As long as you don't shard your index, you will have no problem migrating
to solrcloud.
The problem with the shards appears in the following scenario (note that
the problem below also applies in a solr standalone enviroment with
distributed search):
Shard1: DATA_SOURCE1 (3 docs), DATA_SOURCE2 (2 docs), DATA_SOURCE3 (2 docs).
Shard2: DATA_SOURCE3 (2 docs), DATA_SOURCE2 (1 docs).
If you make a distributed search across these two shards, faceting
dataSourceName with a limit of 1, it will ask for the top 1 in the first
shard (DATA_SOURCE1 (3 docs)) and for the top 1 in the second shard
(DATA_SOURCE3
(2 docs)). After that it will merge the results and return DATA_SOURCE1 (3
docs), when it should have return DATA_SOURCE3 (4 docs).
Summarizing: if you make a distributed search with a facet.limit, there is
a chance that the count is not correct (it also applies to stats).

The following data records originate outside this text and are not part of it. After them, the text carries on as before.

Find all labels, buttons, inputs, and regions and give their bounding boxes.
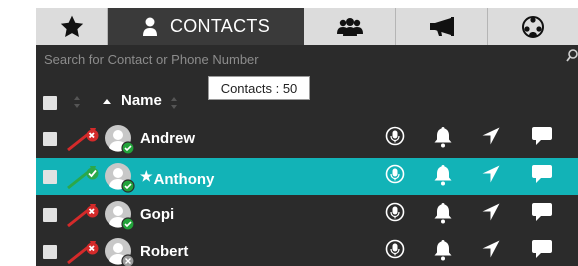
search-bar xyxy=(36,45,578,75)
tab-conference[interactable] xyxy=(488,8,578,45)
tab-favorites[interactable] xyxy=(36,8,108,45)
microphone-icon[interactable] xyxy=(385,202,405,227)
conference-icon xyxy=(522,15,544,38)
name-sort-icon[interactable] xyxy=(170,96,178,110)
star-icon xyxy=(60,15,83,37)
search-icon[interactable] xyxy=(566,49,578,63)
microphone-icon[interactable] xyxy=(385,126,405,151)
avatar xyxy=(104,200,136,237)
contact-row[interactable]: Gopi xyxy=(36,196,578,233)
call-missed-icon xyxy=(66,240,102,266)
row-actions xyxy=(385,164,575,190)
group-icon xyxy=(336,17,363,36)
tab-contacts[interactable]: CONTACTS xyxy=(108,8,304,45)
contacts-count-tooltip: Contacts : 50 xyxy=(208,76,310,100)
avatar xyxy=(104,162,136,199)
favorite-star-icon: ★ xyxy=(140,168,153,184)
person-icon xyxy=(142,17,157,36)
tab-bar: CONTACTS xyxy=(36,8,578,45)
call-ok-icon xyxy=(66,165,102,196)
contact-name[interactable]: Andrew xyxy=(140,130,195,147)
bell-icon[interactable] xyxy=(433,126,453,153)
bell-icon[interactable] xyxy=(433,239,453,266)
chat-bubble-icon[interactable] xyxy=(531,202,553,227)
avatar xyxy=(104,124,136,161)
row-actions xyxy=(385,202,575,228)
contact-row[interactable]: ★Anthony xyxy=(36,158,578,195)
location-arrow-icon[interactable] xyxy=(481,239,501,264)
sort-asc-icon[interactable] xyxy=(102,98,112,106)
contact-row[interactable]: Andrew xyxy=(36,120,578,157)
chat-bubble-icon[interactable] xyxy=(531,164,553,189)
bell-icon[interactable] xyxy=(433,202,453,229)
tab-broadcast[interactable] xyxy=(396,8,488,45)
location-arrow-icon[interactable] xyxy=(481,202,501,227)
select-all-checkbox[interactable] xyxy=(43,96,57,110)
row-actions xyxy=(385,126,575,152)
contact-name[interactable]: ★Anthony xyxy=(140,168,214,188)
name-column-header[interactable]: Name xyxy=(121,92,162,109)
contacts-panel: CONTACTS Search for Contact or Phone Num… xyxy=(36,8,578,266)
microphone-icon[interactable] xyxy=(385,239,405,264)
search-input[interactable] xyxy=(44,49,549,69)
contact-name[interactable]: Robert xyxy=(140,243,188,260)
row-actions xyxy=(385,239,575,265)
microphone-icon[interactable] xyxy=(385,164,405,189)
call-missed-icon xyxy=(66,127,102,158)
chat-bubble-icon[interactable] xyxy=(531,126,553,151)
chat-bubble-icon[interactable] xyxy=(531,239,553,264)
contact-name[interactable]: Gopi xyxy=(140,206,174,223)
location-arrow-icon[interactable] xyxy=(481,126,501,151)
contact-checkbox[interactable] xyxy=(43,245,57,259)
tab-contacts-label: CONTACTS xyxy=(169,16,271,36)
tab-groups[interactable] xyxy=(304,8,396,45)
contact-checkbox[interactable] xyxy=(43,132,57,146)
megaphone-icon xyxy=(429,16,454,36)
contact-checkbox[interactable] xyxy=(43,208,57,222)
location-arrow-icon[interactable] xyxy=(481,164,501,189)
call-missed-icon xyxy=(66,203,102,234)
contact-row[interactable]: Robert xyxy=(36,233,578,266)
contact-checkbox[interactable] xyxy=(43,170,57,184)
status-sort-icon[interactable] xyxy=(73,95,81,109)
avatar xyxy=(104,237,136,266)
bell-icon[interactable] xyxy=(433,164,453,191)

2016-07-07 15:28 GMT-03:00 Whelan, Andy <aw...@srcinc.com>:
> Hello,
>
> I have am somewhat of a novice when it comes to using SOLR in a
> distributed SolrCloud environment. My team and I are doing development work
> with a SOLR core. We will shortly be transitioning over to a SolrCloud
> environment.
>
> My question specifically has to do with Facets in a SOLR cloud/collection
> (distributed environment). The core I am working with has a field
> "dataSourceName" defined as following in its schema.xml file.
>
> <field name="dataSourceName" type="string" indexed="true" stored="true"
> required="true"/>
>
> I am using the following facet query which works fine in more Core based
> index
>
>
> http://localhost:8983/solr/gamra/select?q=*:*&rows=0&facet=true&facet.field=dataSourceName
>
> It returns counts for each distinct dataSourceName as follows (which is
> the desired behavior).
>
> <lst name="facet_fields">
> <lst name="dataSourceName">
> <int name="DATA_SOURCE1">169</int>
> <int name=" DATA_SOURCE2">121</int>
> <int name=" DATA_SOURCE3">68</int>
> </lst>
> </lst>
>
> I am wondering if this should work fine in the SOLR Cloud as well? Will
> this method give me accurate counts out of the box in a SOLR Cloud
> configuration?
>
> Thanks
> -Andrew
>
> PS: The reason I ask is because I know there is some estimating performed
> in certain cases for the Facet "unique" function (as is outlined here:
> http://yonik.com/solr-count-distinct/ ). So I guess I am wondering why
> folks wouldn't just do what I have done vs going throught the trouble of
> using the unique(dataSourceName) function?
>
>
>